Un homme qui déteste les enfants et les chiens ne peut pas être tout à fait mauvais.
W.C. Fields
Etonnant W.C. Fields ! Supposez qu’il ait dit : «Un homme qui déteste les enfants ne peut pas être tout à fait mauvais ». Bon, on comprend. Qui donc n’a pas été excédé par le sale gosse qui court partout dans le train et qui pousse des cris à vous faire péter le tympan parce qu’il n’a pas eu ses bonbons ?
Supposez qu’il ait dit : « Un homme qui déteste les chiens ne peut pas être tout à fait mauvais ». C’est simple, nous avons tous été envahis par le désir de génocider l’espèce après avoir glissé dans leurs déjections.

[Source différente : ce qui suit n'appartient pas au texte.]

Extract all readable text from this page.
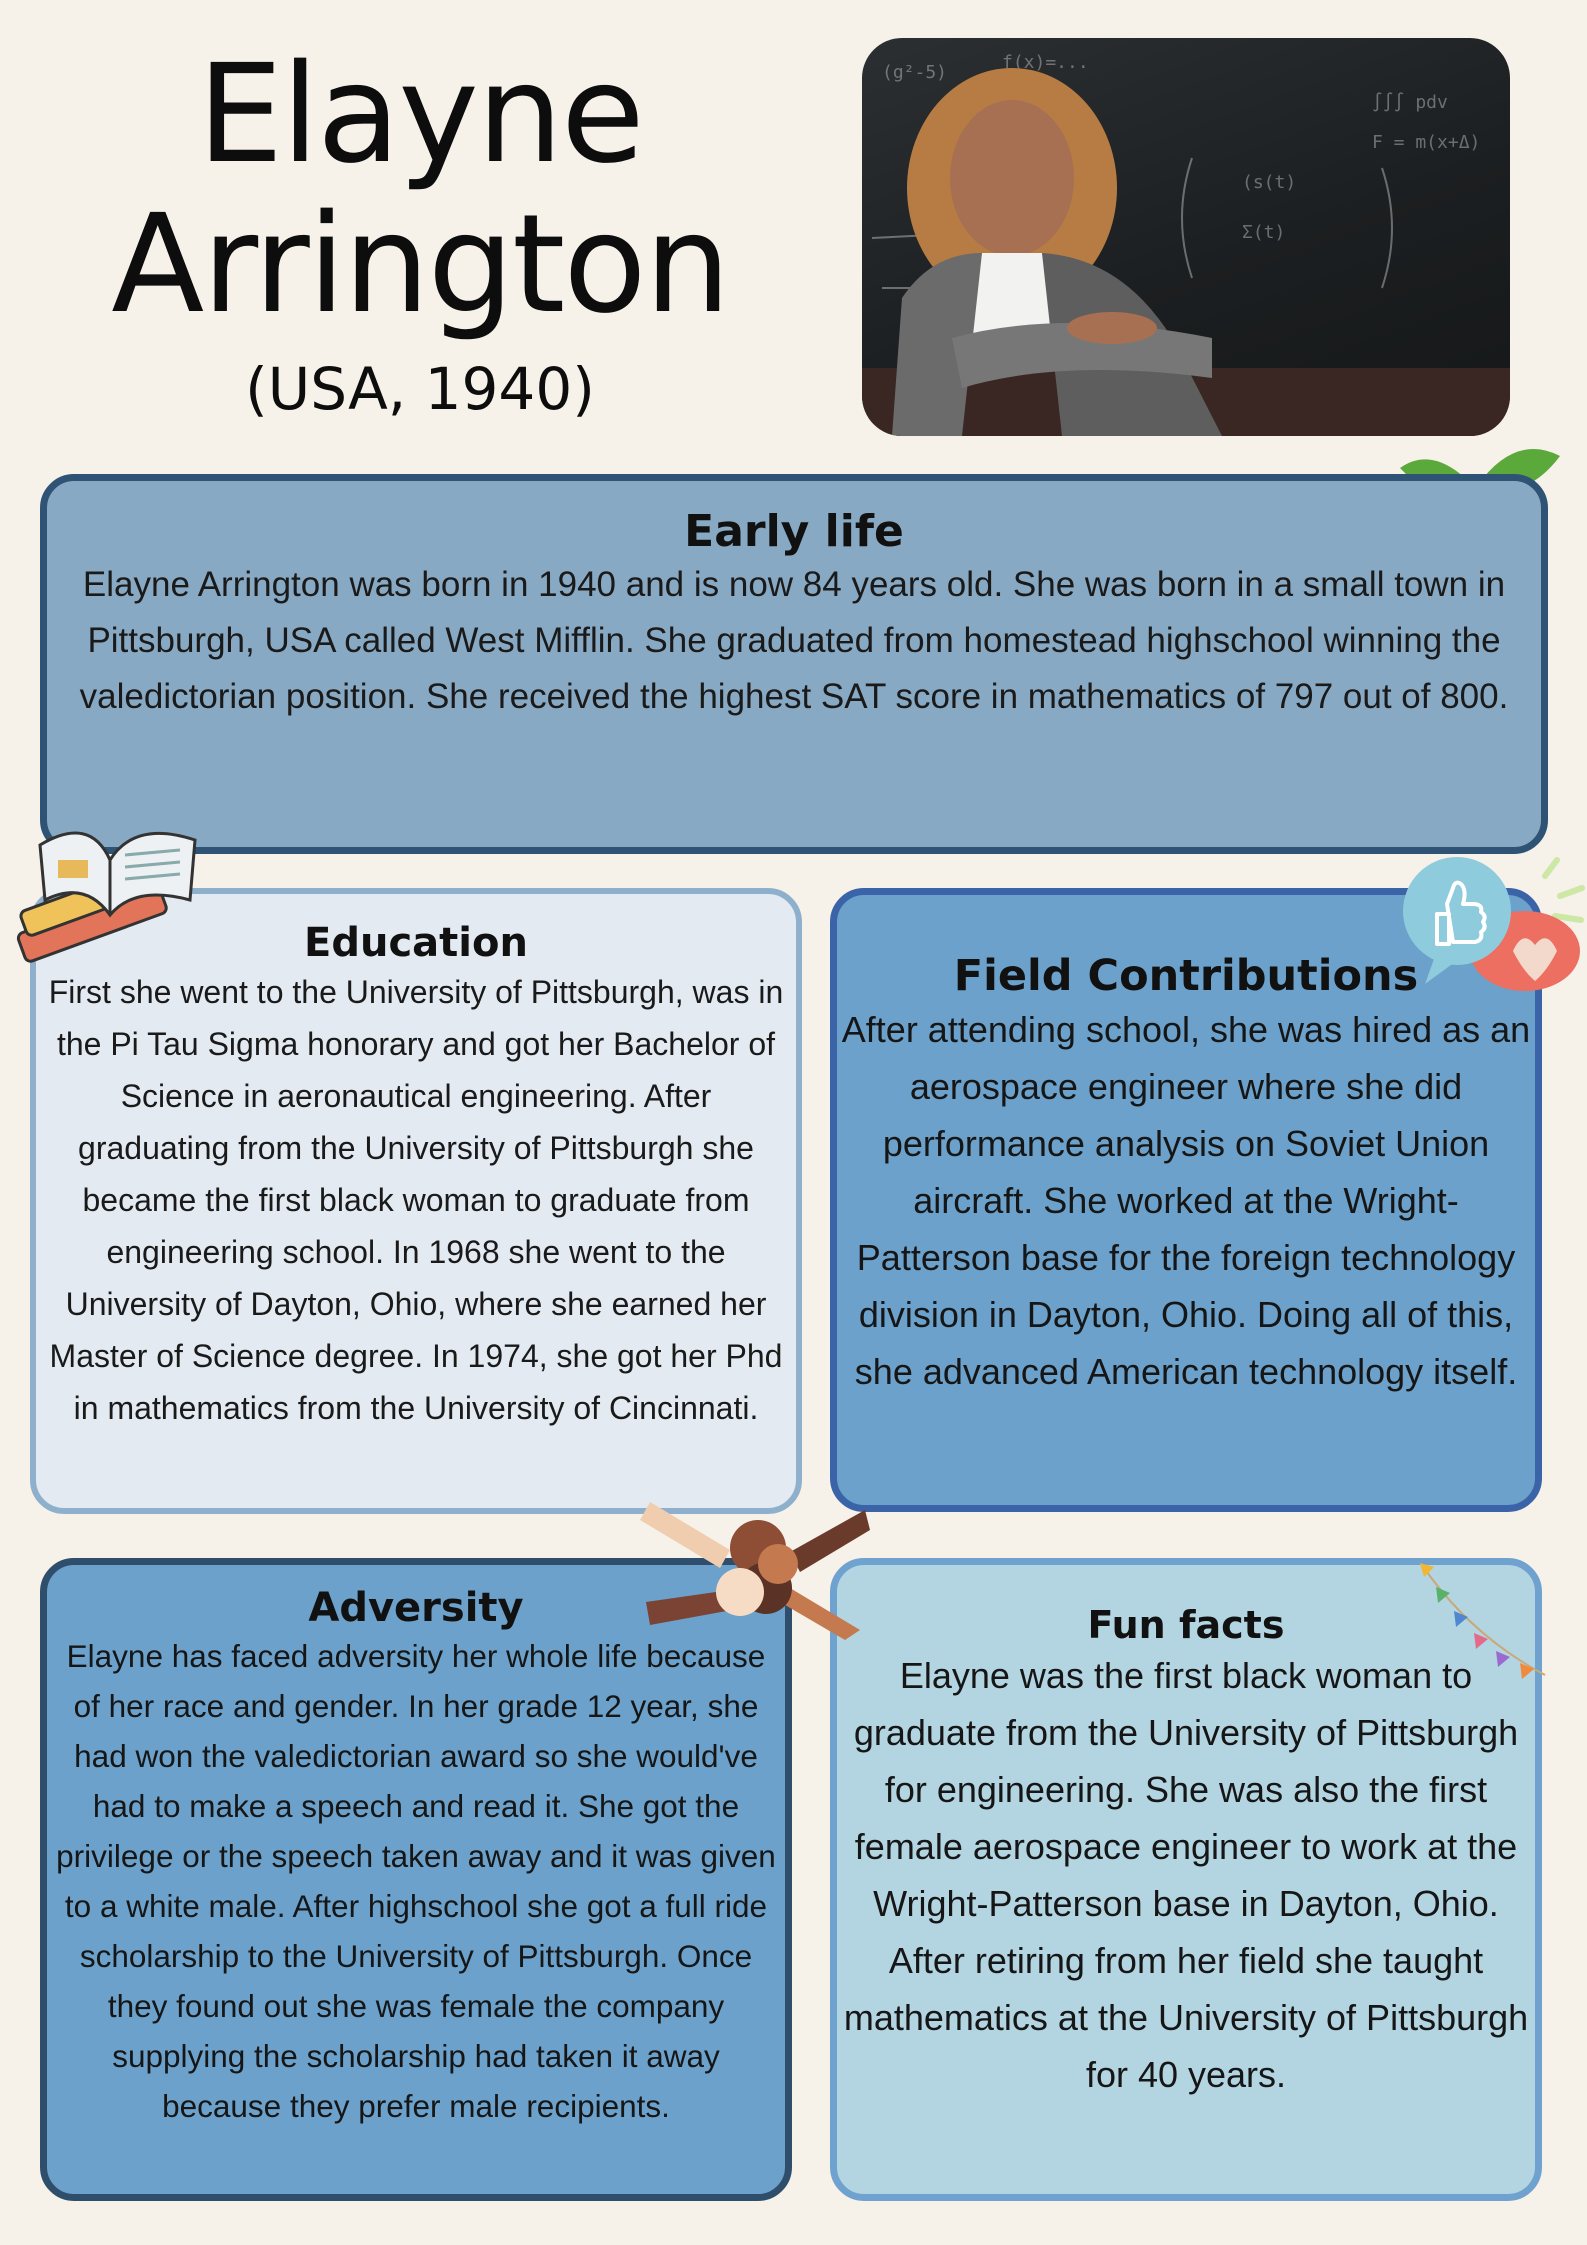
Elayne
Arrington
(USA, 1940)
(g²-5)	f(x)=...
∫∫∫ pdv
F = m(x+Δ)
(s(t)
Σ(t)
Early life

Elayne Arrington was born in 1940 and is now 84 years old. She was born in a small town in Pittsburgh, USA called West Mifflin. She graduated from homestead highschool winning the valedictorian position. She received the highest SAT score in mathematics of 797 out of 800.

Education

First she went to the University of Pittsburgh, was in the Pi Tau Sigma honorary and got her Bachelor of Science in aeronautical engineering. After graduating from the University of Pittsburgh she became the first black woman to graduate from engineering school. In 1968 she went to the University of Dayton, Ohio, where she earned her Master of Science degree. In 1974, she got her Phd in mathematics from the University of Cincinnati.

Field Contributions

After attending school, she was hired as an aerospace engineer where she did performance analysis on Soviet Union aircraft. She worked at the Wright-Patterson base for the foreign technology division in Dayton, Ohio. Doing all of this, she advanced American technology itself.

Adversity

Elayne has faced adversity her whole life because of her race and gender. In her grade 12 year, she had won the valedictorian award so she would've had to make a speech and read it. She got the privilege or the speech taken away and it was given to a white male. After highschool she got a full ride scholarship to the University of Pittsburgh. Once they found out she was female the company supplying the scholarship had taken it away because they prefer male recipients.

Fun facts

Elayne was the first black woman to graduate from the University of Pittsburgh for engineering. She was also the first female aerospace engineer to work at the Wright-Patterson base in Dayton, Ohio. After retiring from her field she taught mathematics at the University of Pittsburgh for 40 years.
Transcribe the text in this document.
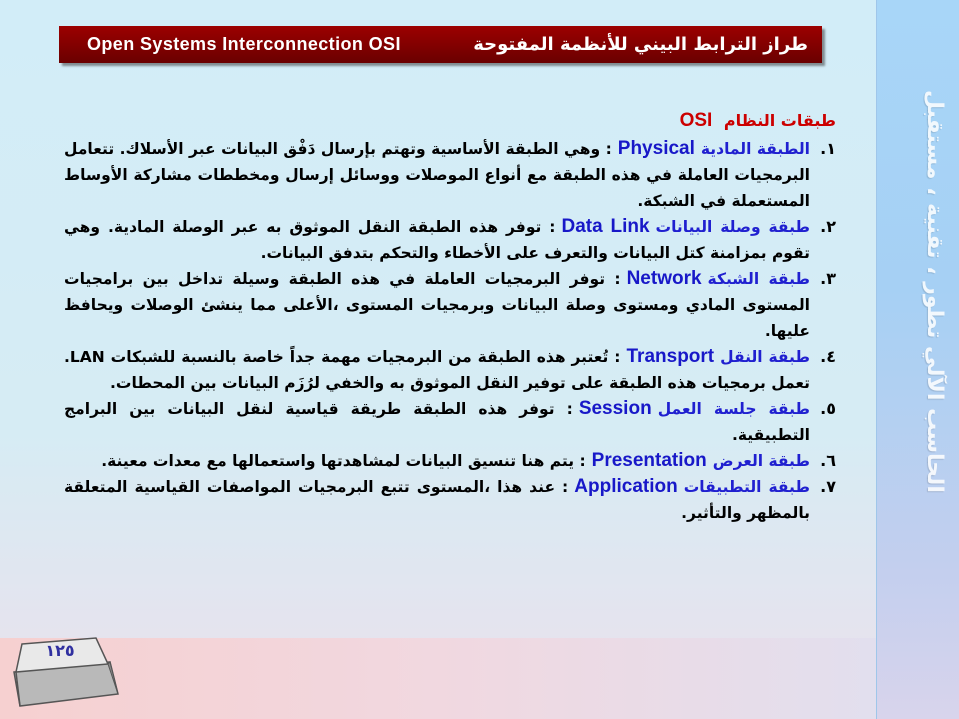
الحاسب الآلي تطور ، تقنية ، مستقبل
Open Systems Interconnection OSI	طراز الترابط البيني للأنظمة المفتوحة
طبقات النظام OSI
١.
الطبقة الماديةPhysical: وهي الطبقة الأساسية وتهتم بإرسال دَفْق البيانات عبر الأسلاك. تتعامل البرمجيات العاملة في هذه الطبقة مع أنواع الموصلات ووسائل إرسال ومخططات مشاركة الأوساط المستعملة في الشبكة.
٢.
طبقة وصلة البياناتData Link: توفر هذه الطبقة النقل الموثوق به عبر الوصلة المادية. وهي تقوم بمزامنة كتل البيانات والتعرف على الأخطاء والتحكم بتدفق البيانات.
٣.
طبقة الشبكةNetwork: توفر البرمجيات العاملة في هذه الطبقة وسيلة تداخل بين برامجيات المستوى المادي ومستوى وصلة البيانات وبرمجيات المستوى ،الأعلى مما ينشئ الوصلات ويحافظ عليها.
٤.
طبقة النقلTransport: تُعتبر هذه الطبقة من البرمجيات مهمة جداً خاصة بالنسبة للشبكات LAN. تعمل برمجيات هذه الطبقة على توفير النقل الموثوق به والخفي لرُزَم البيانات بين المحطات.
٥.
طبقة جلسة العملSession: توفر هذه الطبقة طريقة قياسية لنقل البيانات بين البرامج التطبيقية.
٦.
طبقة العرضPresentation: يتم هنا تنسيق البيانات لمشاهدتها واستعمالها مع معدات معينة.
٧.
طبقة التطبيقاتApplication: عند هذا ،المستوى تتبع البرمجيات المواصفات القياسية المتعلقة بالمظهر والتأثير.
١٢٥
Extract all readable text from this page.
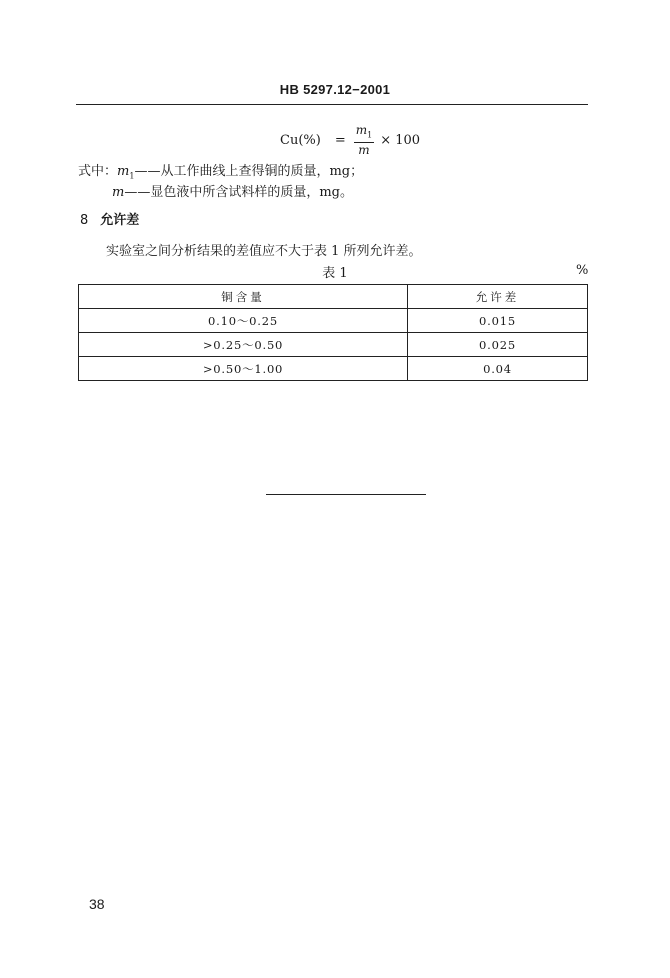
HB 5297.12−2001
$Cu(\%) = \frac{m_1}{m} \times 100$
式中：$m_1——$从工作曲线上查得铜的质量，mg；
m——显色液中所含试料样的质量，mg。
8 允许差
实验室之间分析结果的差值应不大于表 1 所列允许差。
表 1	%
铜含量	允许差
0.10～0.25	0.015
>0.25～0.50	0.025
>0.50～1.00	0.04
38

Mais il a dit : « Un homme qui déteste les enfants et les chiens ne peut pas être tout à fait mauvais ». Quand on n’aime pas les enfants et les chiens, qu’est-ce qu’on n’aime pas ? C’est quoi ce composé ?
Je propose : c’est la famille qui est visée. Avec le père qui rempli la voiture (si possible : le 4x4) pour le pique-nique, avec la mère qui apporte le panier rempli pour le déjeuner, avec le chien qui gambade sur la pelouse poursuivant le petit qui court après le ballon. Pouah ! Vision d’horreur ! Existence étriquée, petits bonheurs, grande suffisance de tous ceux qui se donnent ainsi en modèle pour leurs voisins envieux. Les enfants et les chiens ne font que représenter cette vie familiale, anesthésiante et indolore, idéale pour illustrer la couverture des magasines féminins.
Vous en penserez ce que vous voudrez. Mais je me rappelle que Freud disait que les hommes devaient renoncer à leur désir d’aventure parce que les mères les retenaient au foyer. La citation de Fields est en tout cas dans cette logique ; choisir la vie familiale, c’est renoncer à une autre vie, et tout le monde ne consent pas à ce renoncement de gaîté de cœur.
- Allons, allons, soyez honnête; quoique vous fassiez, il faudra renoncer à quelque chose. « Omnis determinatio est negatio »…
Merci Spinoza !
3 comments:
Pouvez-vous refaire le commentaire, avec cette variante de la citation : "Une femme qui déteste les enfants et les chiens ne peut pas être tout à fait mauvaise." ? Pensez-vous comme Freud que ce sont les femmes qui retiennent les hommes au foyer? J'aurais tendance à penser l'inverse...
Peut-être que ce sont effectivement les hommes qui ne veulent plus sortir du foyer (maternel). Peut-être aussi était-ce déjà du temps où Freud écrivait cei (Malaise dans la culture - 1929) un prétexte pour excuser le manque d'audace de certains messieurs.
Quant à dire que les hommes empêchent les femmes de faire carrière au nom de leur rôle de mère, c'était déjà le cheval de bataille du féminisme des années 70, mais alors il s'agissait de savoir si l'émancipation féminine passait par le travail salarié. Vous savez comme moi que le problème aujourd'hui reste posé : quelle émancipation pour la femme qui fait sa double journée: au bureau puis à la maison. Mais là aussi le modèle évolue, et l'égalité homme-femme dans les tâches domestiques fait son chemin.
Quant à dire "une femme qui déteste les enfants etc..", personnellement je ne fais bien sûr pas de différence . En revanche, lorsque la femme qui vient d'accoucher ne ressent aucun sentiment pour son bébé, on dit alors qu'elle fait une dépression "post partum". Preuve que la culture maintien une assymétrie sur ce plan (voir le livre d'Elisabeth Badinter sur l'instinct maternel : l'amour en plus).
Conclusion : c'est quant même une citation qui a un certain écho, car j'ai lu quelque part (mais où???) qu'un philosophe "américain" (mais le quel???) avait écrit : "La liberté, c'est quand les enfants sont partis et que le chien est mort."
"L'amour en plus" est sur ma liste des 10 000 livres (et des poussières) à lire avant la fin de l'année... depuis quelques années! Pour avoir eu quelques échos de la thèse de Badinter, je ne suis pas entièrement d'accord avec elle sur ce point. Mais bien sûr, il ne faut jamais fonder son opinion sur des ouï-dire, il faudra donc que j'aille voir le texte de plus près.
Quant à la double journée, je ne parlais pas forcément du travail salarié (encore que ce soit la clef de l'indépendance financière si l'on n'est pas rentière...). Héloïse a traîné des pieds et argumenté jusqu'au bout pour ne pas épouser Abélard. Pour elle comme pour lui, entrer dans la conjugalité signifiait abandonner toute prétention à l'étude intellectuelle. Ces deux-là on sauvé du mariage leur ardente spiritualité en s'unissant "en Dieu", chacun dans sa retraite monacale... Heureusement qu'il y a des couvents!!